Years of economic turbulence in the airline industry, topped by the side-effects of the current global financial meltdown, made the bargaining extremely challenging, Lewenza said. However, it was clear that economic conditions facing the airline industry are going to get worse, not better, in the next few months, he added, and that made it sensible for the union to try to reach an early settlement. The tentative agreement was reached four months before the expiry of the existing contract.

"Our union was able to resist major concession demands from the company," Lewenza said, which included a proposed two-tier wage system, outsourcing of bargaining unit work, and the company's demand to abandon the defined benefit pension plan. 

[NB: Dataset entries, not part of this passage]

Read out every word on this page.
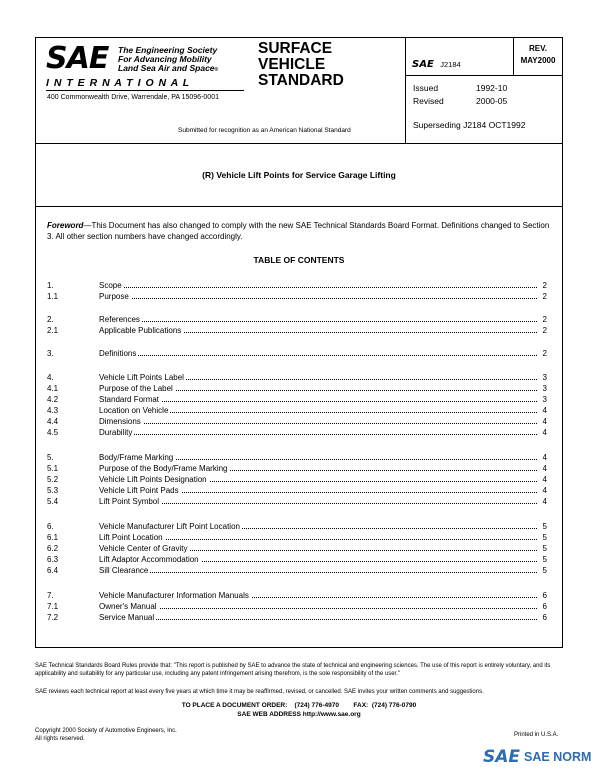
SAE The Engineering Society
For Advancing Mobility
Land Sea Air and Space®
I N T E R N A T I O N A L
400 Commonwealth Drive, Warrendale, PA 15096-0001
SURFACE
VEHICLE
STANDARD
SAE J2184
REV.
MAY2000
Issued	1992-10
Revised	2000-05
Superseding J2184 OCT1992
Submitted for recognition as an American National Standard
(R) Vehicle Lift Points for Service Garage Lifting
Foreword—This Document has also changed to comply with the new SAE Technical Standards Board Format. Definitions changed to Section 3. All other section numbers have changed accordingly.
TABLE OF CONTENTS
1.	Scope	2
1.1	Purpose	2
2.	References	2
2.1	Applicable Publications	2
3.	Definitions	2
4.	Vehicle Lift Points Label	3
4.1	Purpose of the Label	3
4.2	Standard Format	3
4.3	Location on Vehicle	4
4.4	Dimensions	4
4.5	Durability	4
5.	Body/Frame Marking	4
5.1	Purpose of the Body/Frame Marking	4
5.2	Vehicle Lift Points Designation	4
5.3	Vehicle Lift Point Pads	4
5.4	Lift Point Symbol	4
6.	Vehicle Manufacturer Lift Point Location	5
6.1	Lift Point Location	5
6.2	Vehicle Center of Gravity	5
6.3	Lift Adaptor Accommodation	5
6.4	Sill Clearance	5
7.	Vehicle Manufacturer Information Manuals	6
7.1	Owner's Manual	6
7.2	Service Manual	6
SAE Technical Standards Board Rules provide that: "This report is published by SAE to advance the state of technical and engineering sciences. The use of this report is entirely voluntary, and its applicability and suitability for any particular use, including any patent infringement arising therefrom, is the sole responsibility of the user."
SAE reviews each technical report at least every five years at which time it may be reaffirmed, revised, or cancelled. SAE invites your written comments and suggestions.
TO PLACE A DOCUMENT ORDER:    (724) 776-4970        FAX:  (724) 776-0790
SAE WEB ADDRESS http://www.sae.org
Copyright 2000 Society of Automotive Engineers, Inc.
All rights reserved.
Printed in U.S.A.
SAE SAE NORM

The new tentative agreement includes improvements to workplace scheduling systems and established an agreement that smoothes the transition for members affected by the creation of Aeroplan as a stand-alone company. The tentative settlement also includes a one-time $1,000 payment for full time employees ($500 for part time employees), and modest base wage increases of 1.5 per cent and 1.75 per cent in the second and third years.

"Getting in early with these negotiations helped us reach the best deal possible for our members," said Leslie Dias, President of CAW Local 2002. "Any delay in negotiations would have left us in a much more vulnerable position as the economy continues to deteriorate, and airline travel continues to decline. With so much at stake in these negotiations we couldn't afford to take that risk."

"Defending our past gains, and making continuing progress, is the hallmark of trade unionism," Dias said. "With all the uncertainty facing the airline industry, and this company in particular, this is a contract we can be proud of."

Details of the contract will be made available to the public after the members ratify the agreement. CAW members will vote on the contract at ratification meetings set to be held across the country over the next two weeks.

This agreement covers over 5,000 Air Canada and Aeroplan customer service and sales employees represented by CAW Local 2002. The current collective agreement expires in May 2009.